Feld- und Kriegslazarette

Medizinische Versorgung hinter der Front

Zwischen 1914 und 1918 wurde ein deutscher Soldat im Durchschnitt mindestens zweimal ärztlich behandelt. Nach der Genesung wurde ein Großteil der Militärangehörigen zurück an die Front geschickt. Die medizinische Versorgung gewährleisteten ca. 26.000 deutsche Zivilärzte, die zum Kriegsdienst (Heer, Marine, Schutztruppen) verpflichtet worden waren. Während ca. 18.700 Mediziner in Feldlazaretten direkt hinter der Front oder in Kriegslazaretten in den Etappengebieten arbeiteten, waren ca. 7.500 Ärzte für die medizinische Betreuung von kranken und verletzten Soldaten in Reservelazaretten in der Heimat zuständig. Zahlreiche hessische Zeitungen zeichneten den Transportweg von deutschen Verwundeten nach: Vom Schlachtfeld über die notdürftige Erstversorgung auf Hauptverbandsplätzen, über Feld- in die Kriegslazarette im Etappengebiet; gegebenenfalls bis in die Reservelazarette in der Heimat. »

Feld- und Kriegslazarette wurden in Privathäusern, Schulen, Schlössern, Klöstern und Kirchen, aber auch Fabriken, Scheunen und Zelten eingerichtet. Ein Kriegslazarett gliederte sich oft in verschiedene Abteilungen, die auf bestimmte Gebiete spezialisiert waren, z.B. chirurgische Abteilung, Augen- oder Ohrenstation, Innere Medizin. In Lazaretten unmittelbar hinter der Front wurde oft über den gesamten Tag hinweg operiert, teilweise bis in die Nacht, wobei pro Tag bis zu 25 größere chirurgische Eingriffe vorgenommen wurden. Vor allem Operationen an Patienten mit Kieferschüssen und Gehirnverletzungen stellten die Mediziner vor schwierige Aufgaben. Schwerstverletzte mit wenig Überlebenschance wurden bis zu deren Tod in spezielle Räume verlegt. Auch erfolgte die medizinische Behandlung von Seucheninfizierten (u.a. Ruhr, Cholera, Typhus, Fleckfieber, Pocken und Malaria) in Lazaretten in der Etappe. Militärhospitäler waren neben der medizinischen Versorgung der eigenen Soldaten ebenfalls für die ärztliche Betreuung der im Etappengebiet ansässigen Bevölkerung verantwortlich. Diese, darunter v.a. Kinder, wurde u.a. mit Verletzungen durch Granatsplitter sowie unterschiedlichen Seuchenkrankheiten eingeliefert.

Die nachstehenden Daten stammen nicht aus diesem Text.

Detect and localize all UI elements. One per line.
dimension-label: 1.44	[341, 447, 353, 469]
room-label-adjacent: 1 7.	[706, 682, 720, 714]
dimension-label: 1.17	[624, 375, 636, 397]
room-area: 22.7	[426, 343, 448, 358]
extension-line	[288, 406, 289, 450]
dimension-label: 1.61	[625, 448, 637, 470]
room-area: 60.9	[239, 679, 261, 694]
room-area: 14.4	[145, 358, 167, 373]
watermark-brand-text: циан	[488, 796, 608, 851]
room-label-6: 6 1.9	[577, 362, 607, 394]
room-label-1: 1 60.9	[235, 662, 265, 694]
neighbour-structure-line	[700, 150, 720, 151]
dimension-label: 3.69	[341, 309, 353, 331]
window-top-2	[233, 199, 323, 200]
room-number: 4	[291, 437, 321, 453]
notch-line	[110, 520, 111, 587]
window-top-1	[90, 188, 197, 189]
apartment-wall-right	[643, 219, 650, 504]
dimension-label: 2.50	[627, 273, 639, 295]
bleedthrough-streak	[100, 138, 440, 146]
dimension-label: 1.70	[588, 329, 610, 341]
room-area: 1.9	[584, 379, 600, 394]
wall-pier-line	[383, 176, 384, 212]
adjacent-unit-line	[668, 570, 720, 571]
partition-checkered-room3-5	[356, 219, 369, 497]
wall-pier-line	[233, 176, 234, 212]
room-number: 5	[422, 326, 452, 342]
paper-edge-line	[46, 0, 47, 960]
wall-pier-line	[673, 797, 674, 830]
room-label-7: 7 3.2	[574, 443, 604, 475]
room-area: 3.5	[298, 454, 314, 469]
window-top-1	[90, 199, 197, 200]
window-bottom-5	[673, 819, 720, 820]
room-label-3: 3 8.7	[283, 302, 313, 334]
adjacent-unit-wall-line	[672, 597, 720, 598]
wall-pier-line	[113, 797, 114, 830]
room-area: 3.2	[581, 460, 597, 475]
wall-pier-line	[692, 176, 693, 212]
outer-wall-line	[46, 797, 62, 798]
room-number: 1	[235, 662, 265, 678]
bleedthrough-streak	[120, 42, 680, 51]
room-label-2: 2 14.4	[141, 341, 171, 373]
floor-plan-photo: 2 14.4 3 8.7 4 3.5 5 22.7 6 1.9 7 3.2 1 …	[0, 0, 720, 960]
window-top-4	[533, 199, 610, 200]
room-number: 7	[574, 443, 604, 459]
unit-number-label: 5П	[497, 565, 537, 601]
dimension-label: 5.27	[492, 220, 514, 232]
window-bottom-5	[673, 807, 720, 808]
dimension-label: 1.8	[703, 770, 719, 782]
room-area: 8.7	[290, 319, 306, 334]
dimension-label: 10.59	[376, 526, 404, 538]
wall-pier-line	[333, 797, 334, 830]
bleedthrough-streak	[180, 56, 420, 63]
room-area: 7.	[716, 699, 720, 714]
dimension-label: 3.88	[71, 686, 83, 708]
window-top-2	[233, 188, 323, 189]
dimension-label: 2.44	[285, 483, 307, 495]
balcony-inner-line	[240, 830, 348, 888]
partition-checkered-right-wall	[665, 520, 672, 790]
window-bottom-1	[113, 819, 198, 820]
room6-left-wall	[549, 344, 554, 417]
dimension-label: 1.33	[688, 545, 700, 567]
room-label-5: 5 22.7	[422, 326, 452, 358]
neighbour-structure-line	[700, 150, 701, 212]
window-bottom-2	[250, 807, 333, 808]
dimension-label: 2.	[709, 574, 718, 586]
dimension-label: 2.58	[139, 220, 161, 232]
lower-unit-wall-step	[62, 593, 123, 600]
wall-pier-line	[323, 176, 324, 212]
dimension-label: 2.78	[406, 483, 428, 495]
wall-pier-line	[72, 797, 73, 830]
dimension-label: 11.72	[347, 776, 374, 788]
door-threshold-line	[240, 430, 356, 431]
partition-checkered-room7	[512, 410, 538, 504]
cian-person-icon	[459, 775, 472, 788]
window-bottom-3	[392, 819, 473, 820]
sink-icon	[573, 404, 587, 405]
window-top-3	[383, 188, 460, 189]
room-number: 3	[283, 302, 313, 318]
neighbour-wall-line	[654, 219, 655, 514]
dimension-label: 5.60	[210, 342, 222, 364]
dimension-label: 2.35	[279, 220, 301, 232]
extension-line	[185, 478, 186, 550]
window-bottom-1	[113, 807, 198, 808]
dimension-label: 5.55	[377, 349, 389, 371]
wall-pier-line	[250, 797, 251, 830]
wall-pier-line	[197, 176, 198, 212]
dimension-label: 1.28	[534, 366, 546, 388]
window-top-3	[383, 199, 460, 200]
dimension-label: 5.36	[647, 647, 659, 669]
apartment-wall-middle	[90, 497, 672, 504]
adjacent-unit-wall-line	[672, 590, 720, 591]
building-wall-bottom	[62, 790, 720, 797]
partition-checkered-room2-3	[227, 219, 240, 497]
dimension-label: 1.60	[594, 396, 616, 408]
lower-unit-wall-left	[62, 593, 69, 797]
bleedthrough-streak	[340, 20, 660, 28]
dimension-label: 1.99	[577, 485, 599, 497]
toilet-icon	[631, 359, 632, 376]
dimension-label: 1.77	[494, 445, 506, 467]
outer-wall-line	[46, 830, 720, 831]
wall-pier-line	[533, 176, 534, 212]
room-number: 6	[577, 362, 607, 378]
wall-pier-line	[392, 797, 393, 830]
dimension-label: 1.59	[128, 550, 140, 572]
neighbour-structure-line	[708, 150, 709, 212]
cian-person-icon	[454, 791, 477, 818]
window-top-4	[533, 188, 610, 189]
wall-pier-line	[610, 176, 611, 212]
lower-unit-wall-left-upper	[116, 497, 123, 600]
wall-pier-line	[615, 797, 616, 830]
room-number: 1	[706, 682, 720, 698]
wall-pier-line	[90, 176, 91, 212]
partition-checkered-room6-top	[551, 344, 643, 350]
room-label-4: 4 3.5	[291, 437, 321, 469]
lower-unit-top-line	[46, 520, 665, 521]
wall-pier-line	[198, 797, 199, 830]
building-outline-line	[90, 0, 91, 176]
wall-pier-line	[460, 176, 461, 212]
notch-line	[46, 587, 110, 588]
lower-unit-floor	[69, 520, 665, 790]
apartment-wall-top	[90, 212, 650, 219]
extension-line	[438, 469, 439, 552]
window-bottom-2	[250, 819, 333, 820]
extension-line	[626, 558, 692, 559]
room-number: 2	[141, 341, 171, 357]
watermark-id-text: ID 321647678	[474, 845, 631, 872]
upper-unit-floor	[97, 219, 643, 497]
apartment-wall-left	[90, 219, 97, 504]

Neben Ärzten kümmerten sich in Feld- und Kriegslazaretten mehrere zehntausende Krankenpfleger*innen um die Versorgung der Patienten. Oft hatte lediglich ein Pfleger/eine Krankenschwester die Verantwortung für 40 bis 50 Schwerverwundete, weswegen regelmäßige Waschungen der Patienten, Säuberungen der Böden oder Sterbebegleitungen nicht möglich waren. Neben dem Pflegepersonal fehlte es zudem in den Lazaretten der Etappe an Medikamenten, Verbandsmaterial, Operationsbesteck, Betten, Nahrungsmitteln, Wäsche, sauberem Wasser, Essgeschirr, Waschutensilien und Toiletten. Über die realen Zustände in den Lazaretten berichtete die Presse in der Regel nicht. Diese lobte die herausragende Arbeitsleistung des medizinischen Personals, wie z.B. die Taunuszeitung am 14.10.1914: „Der Dienst auf dem Schlachtfelde und der Dienst auf dem Etappenhauptort war der Schwerste. Aerzte und Krankenpfleger haben Tag und Nacht mit Aufbietung aller ihrer Kräfte gearbeitet […]“. » Neben diesen Meldungen finden sich häufig Todesanzeigen von Soldaten, die in Feld- oder Kriegslazaretten gestorben waren sowie Anzeigen von Medaillenverleihungen an einzelne Ärzte oder Krankenpfleger*innen, die in der Etappe tätig waren. Auch informierten hessische Zeitungen über Benefizveranstaltungen ortsansässiger Vereine, die Geld- und Sachspenden für Kriegslazarette sammelten.